As ad revenue fell, budgets were squeezed, sometimes by up to 40%, and so the genre evolved to find savings. Topicality was abandoned; in 2009, 8 Out of 10 Cats introduced themed ‘specials’ that didn’t need to be broadcast the week they were recorded, meaning two episodes could be shot in one studio booking. Every Big Fat Quiz since 2012 has been produced alongside a themed episode. Standard panels have been cut from six guests to three, resulting in a less aggressively competitive atmosphere; the need to balance A-lister fees with cheaper bookings created openings for newer comics, of all genders, from more diverse backgrounds. Many shows produced during this second wave – Out of Order, Sorry I Didn’t Know, Question Team, Growing Pains (which I produced for a series) – are among my favourites. 8 out of 10 Cats found its ultimate form after merging with Countdown, keeping the name and cast but jettisoning everything else.
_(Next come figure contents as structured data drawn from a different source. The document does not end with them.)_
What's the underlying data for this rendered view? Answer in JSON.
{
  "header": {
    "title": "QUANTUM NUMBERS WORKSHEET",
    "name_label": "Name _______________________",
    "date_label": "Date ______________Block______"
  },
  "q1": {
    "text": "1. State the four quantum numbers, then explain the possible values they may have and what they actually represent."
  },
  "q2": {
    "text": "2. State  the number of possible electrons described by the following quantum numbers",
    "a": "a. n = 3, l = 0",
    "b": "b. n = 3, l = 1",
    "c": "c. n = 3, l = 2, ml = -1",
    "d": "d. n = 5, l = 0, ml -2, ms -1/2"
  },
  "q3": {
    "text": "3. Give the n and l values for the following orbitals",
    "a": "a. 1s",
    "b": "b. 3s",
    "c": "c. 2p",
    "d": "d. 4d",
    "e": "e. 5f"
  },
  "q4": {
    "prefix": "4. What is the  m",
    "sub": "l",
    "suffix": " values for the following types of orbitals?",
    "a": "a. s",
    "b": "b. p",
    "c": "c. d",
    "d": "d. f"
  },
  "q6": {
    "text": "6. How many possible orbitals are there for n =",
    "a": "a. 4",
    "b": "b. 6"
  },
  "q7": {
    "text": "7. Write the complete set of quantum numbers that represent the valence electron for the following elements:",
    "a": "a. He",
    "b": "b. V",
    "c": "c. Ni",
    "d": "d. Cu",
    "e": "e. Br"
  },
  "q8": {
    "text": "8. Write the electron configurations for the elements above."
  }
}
But even with these optimisations, the classic panel show remains largely economically unviable as audiences are spread ever thinner. Stalwarts are being cancelled; aside from some strong efforts from Comedy Central, no new ones are being commissioned. Producers have shifted focus to large-scale reality formats, where the potential for global sales and investment is much higher. (Taskmaster and Last One Laughing borrow liberally from reality television.)
All the action is in audio. With production costs negligible, and fees dropped in lieu of reciprocal arrangements between peers, there’s more comedians having lightly formatted discussions than ever, and audiences are downloading in their millions. With the BBC investing in ‘visualised podcasts’ like Traitors Uncloaked – effectively unscripted television entertainment made for a fraction of the cost of a traditional studio show – the arrival of a third-wave micro-budget panel show looms.
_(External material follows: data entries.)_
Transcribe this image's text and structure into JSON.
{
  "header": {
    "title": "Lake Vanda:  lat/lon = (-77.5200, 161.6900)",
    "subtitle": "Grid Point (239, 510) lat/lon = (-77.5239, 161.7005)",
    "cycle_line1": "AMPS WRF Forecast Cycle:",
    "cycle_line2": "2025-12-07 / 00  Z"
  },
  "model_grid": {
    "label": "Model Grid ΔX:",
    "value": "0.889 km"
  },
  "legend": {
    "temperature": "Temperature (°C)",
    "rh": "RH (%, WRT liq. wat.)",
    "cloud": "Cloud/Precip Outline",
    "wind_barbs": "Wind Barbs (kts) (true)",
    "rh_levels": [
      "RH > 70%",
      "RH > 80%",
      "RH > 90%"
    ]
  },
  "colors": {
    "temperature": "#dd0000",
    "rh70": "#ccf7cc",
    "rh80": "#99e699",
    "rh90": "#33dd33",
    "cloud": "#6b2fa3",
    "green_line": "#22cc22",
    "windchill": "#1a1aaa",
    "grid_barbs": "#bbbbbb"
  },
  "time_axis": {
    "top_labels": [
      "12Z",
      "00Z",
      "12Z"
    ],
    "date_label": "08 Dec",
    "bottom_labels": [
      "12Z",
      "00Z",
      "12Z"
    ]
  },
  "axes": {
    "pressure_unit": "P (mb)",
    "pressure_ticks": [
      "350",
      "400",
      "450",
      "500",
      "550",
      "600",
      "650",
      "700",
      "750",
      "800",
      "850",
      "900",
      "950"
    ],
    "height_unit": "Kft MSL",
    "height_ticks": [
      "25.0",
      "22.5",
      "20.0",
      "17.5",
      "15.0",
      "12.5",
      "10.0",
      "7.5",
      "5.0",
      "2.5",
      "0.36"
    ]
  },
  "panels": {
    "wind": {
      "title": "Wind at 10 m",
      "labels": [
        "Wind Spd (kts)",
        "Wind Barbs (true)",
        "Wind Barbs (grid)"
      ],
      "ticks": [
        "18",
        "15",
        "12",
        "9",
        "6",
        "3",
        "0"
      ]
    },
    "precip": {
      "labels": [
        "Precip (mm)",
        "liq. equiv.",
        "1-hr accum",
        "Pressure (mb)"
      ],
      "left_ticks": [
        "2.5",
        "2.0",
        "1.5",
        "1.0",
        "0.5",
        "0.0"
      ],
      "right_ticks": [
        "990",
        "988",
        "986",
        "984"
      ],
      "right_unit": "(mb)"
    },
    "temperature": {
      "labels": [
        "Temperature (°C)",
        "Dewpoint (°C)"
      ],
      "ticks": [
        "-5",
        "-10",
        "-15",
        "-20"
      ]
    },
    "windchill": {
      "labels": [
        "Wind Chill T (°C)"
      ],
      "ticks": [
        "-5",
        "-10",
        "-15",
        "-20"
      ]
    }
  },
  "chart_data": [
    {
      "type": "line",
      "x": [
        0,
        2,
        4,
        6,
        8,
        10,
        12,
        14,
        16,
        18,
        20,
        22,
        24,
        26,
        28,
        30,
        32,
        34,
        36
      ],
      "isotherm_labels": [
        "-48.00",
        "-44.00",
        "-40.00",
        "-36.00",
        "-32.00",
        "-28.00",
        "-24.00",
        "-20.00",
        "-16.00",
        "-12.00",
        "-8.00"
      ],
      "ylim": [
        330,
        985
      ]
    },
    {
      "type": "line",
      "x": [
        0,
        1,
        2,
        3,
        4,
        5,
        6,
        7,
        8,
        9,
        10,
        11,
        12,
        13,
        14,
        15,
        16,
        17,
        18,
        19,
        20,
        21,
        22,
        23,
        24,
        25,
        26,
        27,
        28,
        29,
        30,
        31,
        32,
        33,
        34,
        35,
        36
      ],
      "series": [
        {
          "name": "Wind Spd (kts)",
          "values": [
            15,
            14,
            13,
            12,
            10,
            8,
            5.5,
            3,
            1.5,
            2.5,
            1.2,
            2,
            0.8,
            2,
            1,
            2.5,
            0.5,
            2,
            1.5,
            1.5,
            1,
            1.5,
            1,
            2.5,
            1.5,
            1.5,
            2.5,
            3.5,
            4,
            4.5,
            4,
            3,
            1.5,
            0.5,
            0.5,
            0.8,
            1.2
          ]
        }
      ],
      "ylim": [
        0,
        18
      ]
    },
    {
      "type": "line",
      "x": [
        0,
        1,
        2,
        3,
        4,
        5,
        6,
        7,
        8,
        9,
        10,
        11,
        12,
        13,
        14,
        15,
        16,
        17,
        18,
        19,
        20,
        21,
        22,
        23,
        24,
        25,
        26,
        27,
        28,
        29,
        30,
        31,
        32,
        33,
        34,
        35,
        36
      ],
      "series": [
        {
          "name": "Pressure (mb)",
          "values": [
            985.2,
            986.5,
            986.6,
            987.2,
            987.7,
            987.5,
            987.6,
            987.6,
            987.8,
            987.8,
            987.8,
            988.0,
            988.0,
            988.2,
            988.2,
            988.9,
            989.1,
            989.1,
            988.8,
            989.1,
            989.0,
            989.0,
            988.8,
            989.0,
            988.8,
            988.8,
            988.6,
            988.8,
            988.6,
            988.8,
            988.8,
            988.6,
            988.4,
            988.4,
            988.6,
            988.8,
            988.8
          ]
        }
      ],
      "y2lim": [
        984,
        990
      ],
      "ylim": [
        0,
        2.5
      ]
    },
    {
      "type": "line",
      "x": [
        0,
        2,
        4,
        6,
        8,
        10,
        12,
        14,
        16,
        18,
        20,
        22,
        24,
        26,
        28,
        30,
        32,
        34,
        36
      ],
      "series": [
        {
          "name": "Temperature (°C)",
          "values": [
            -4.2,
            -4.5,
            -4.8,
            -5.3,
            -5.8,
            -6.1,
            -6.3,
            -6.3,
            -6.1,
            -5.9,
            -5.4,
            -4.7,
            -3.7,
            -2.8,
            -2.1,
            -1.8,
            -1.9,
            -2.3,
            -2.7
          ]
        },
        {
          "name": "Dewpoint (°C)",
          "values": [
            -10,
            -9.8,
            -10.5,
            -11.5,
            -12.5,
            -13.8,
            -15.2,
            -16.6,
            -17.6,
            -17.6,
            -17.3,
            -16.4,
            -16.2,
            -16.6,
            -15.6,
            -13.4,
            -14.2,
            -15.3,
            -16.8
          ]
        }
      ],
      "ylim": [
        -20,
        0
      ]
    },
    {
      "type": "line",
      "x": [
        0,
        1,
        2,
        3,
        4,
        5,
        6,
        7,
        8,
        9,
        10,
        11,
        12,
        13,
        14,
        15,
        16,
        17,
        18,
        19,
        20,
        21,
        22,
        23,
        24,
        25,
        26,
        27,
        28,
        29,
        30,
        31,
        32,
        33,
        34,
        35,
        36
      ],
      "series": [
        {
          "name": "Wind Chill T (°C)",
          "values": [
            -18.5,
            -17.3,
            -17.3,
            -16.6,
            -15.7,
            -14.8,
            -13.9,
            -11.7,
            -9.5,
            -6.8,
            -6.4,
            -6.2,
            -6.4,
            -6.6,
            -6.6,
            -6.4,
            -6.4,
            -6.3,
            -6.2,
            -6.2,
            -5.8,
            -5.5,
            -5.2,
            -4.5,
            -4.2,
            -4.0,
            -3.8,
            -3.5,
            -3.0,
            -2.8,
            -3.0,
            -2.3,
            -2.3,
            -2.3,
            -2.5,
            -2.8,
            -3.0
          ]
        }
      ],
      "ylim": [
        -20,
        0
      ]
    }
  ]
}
But moving from a six-figure budget to a four-figure one won’t be without trade-offs. One hallmark of second-wave shows is what is known in the industry as ‘business’ – highly visual, studio knockabout like physical games, stunts or dance numbers, often jarringly at odds with the surrounding format. Several execs have used the phrase ‘I don’t want this to be a podcast on TV’ when asking me to add more business to a show. The thinking is that a bit of tacky ‘business’ justifies the higher investment – and the jobs that come with it.
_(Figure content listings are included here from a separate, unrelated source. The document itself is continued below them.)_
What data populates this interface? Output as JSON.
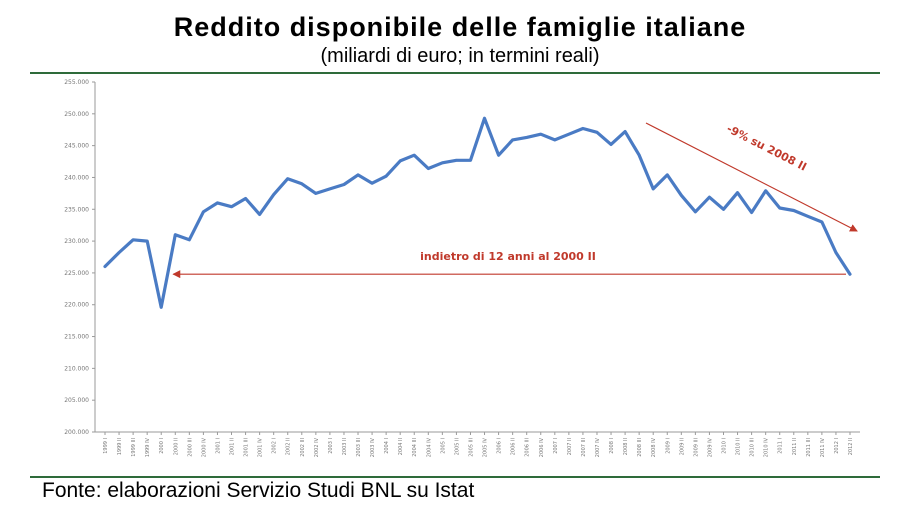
{
  "chart_data": {
    "type": "line",
    "title": "Reddito disponibile delle famiglie italiane",
    "subtitle": "(miliardi di euro; in termini reali)",
    "source": "Fonte: elaborazioni Servizio Studi BNL su Istat",
    "ylim": [
      200000,
      255000
    ],
    "yticks": [
      "200.000",
      "205.000",
      "210.000",
      "215.000",
      "220.000",
      "225.000",
      "230.000",
      "235.000",
      "240.000",
      "245.000",
      "250.000",
      "255.000"
    ],
    "categories": [
      "1999 I",
      "1999 II",
      "1999 III",
      "1999 IV",
      "2000 I",
      "2000 II",
      "2000 III",
      "2000 IV",
      "2001 I",
      "2001 II",
      "2001 III",
      "2001 IV",
      "2002 I",
      "2002 II",
      "2002 III",
      "2002 IV",
      "2003 I",
      "2003 II",
      "2003 III",
      "2003 IV",
      "2004 I",
      "2004 II",
      "2004 III",
      "2004 IV",
      "2005 I",
      "2005 II",
      "2005 III",
      "2005 IV",
      "2006 I",
      "2006 II",
      "2006 III",
      "2006 IV",
      "2007 I",
      "2007 II",
      "2007 III",
      "2007 IV",
      "2008 I",
      "2008 II",
      "2008 III",
      "2008 IV",
      "2009 I",
      "2009 II",
      "2009 III",
      "2009 IV",
      "2010 I",
      "2010 II",
      "2010 III",
      "2010 IV",
      "2011 I",
      "2011 II",
      "2011 III",
      "2011 IV",
      "2012 I",
      "2012 II"
    ],
    "series": [
      {
        "name": "",
        "color": "#4a7bc4",
        "values": [
          226000,
          228200,
          230200,
          230000,
          219600,
          231000,
          230200,
          234600,
          236000,
          235400,
          236700,
          234200,
          237300,
          239800,
          239000,
          237500,
          238200,
          238900,
          240400,
          239100,
          240200,
          242600,
          243500,
          241400,
          242300,
          242700,
          242700,
          249300,
          243500,
          245900,
          246300,
          246800,
          245900,
          246800,
          247700,
          247100,
          245200,
          247200,
          243500,
          238200,
          240400,
          237200,
          234600,
          236900,
          235000,
          237600,
          234500,
          237900,
          235200,
          234800,
          233900,
          233000,
          228200,
          224800
        ]
      }
    ],
    "annotations": [
      {
        "text": "indietro di 12 anni al 2000 II",
        "color": "#c0392b"
      },
      {
        "text": "-9% su 2008 II",
        "color": "#c0392b"
      }
    ],
    "grid": false,
    "legend": "none"
  }
}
I instinctively find this new development toe-curling, but I sympathise. You can make a broadcastable show for buttons these days, but the hollowing out of the industry is both alarming and sad. Many older panel shows haven’t aged well. But the genre course-corrected, while platforming comic talent for whom sitcom and sketch were not an option. One performer, early in their career, told me that putting ‘As seen on BBC2’ on their tour posters gave a significant uplift to the venues they could play, even if they only made the edit twice. Panel shows paid good rates to writers finding a foothold in the industry, and gave a generation of researchers and assistant producers a more engaging creative challenge than they would get on more strait-laced studio shows.
When they work, they are fun to watch. They were certainly fun to make: some of my happiest professional memories come from working on panel shows. It’s great to be paid to sit in an office with a dozen people, looking for an angle on a dumb news story that made us laugh. I met some of my best friends working on panel shows. I hope they come back.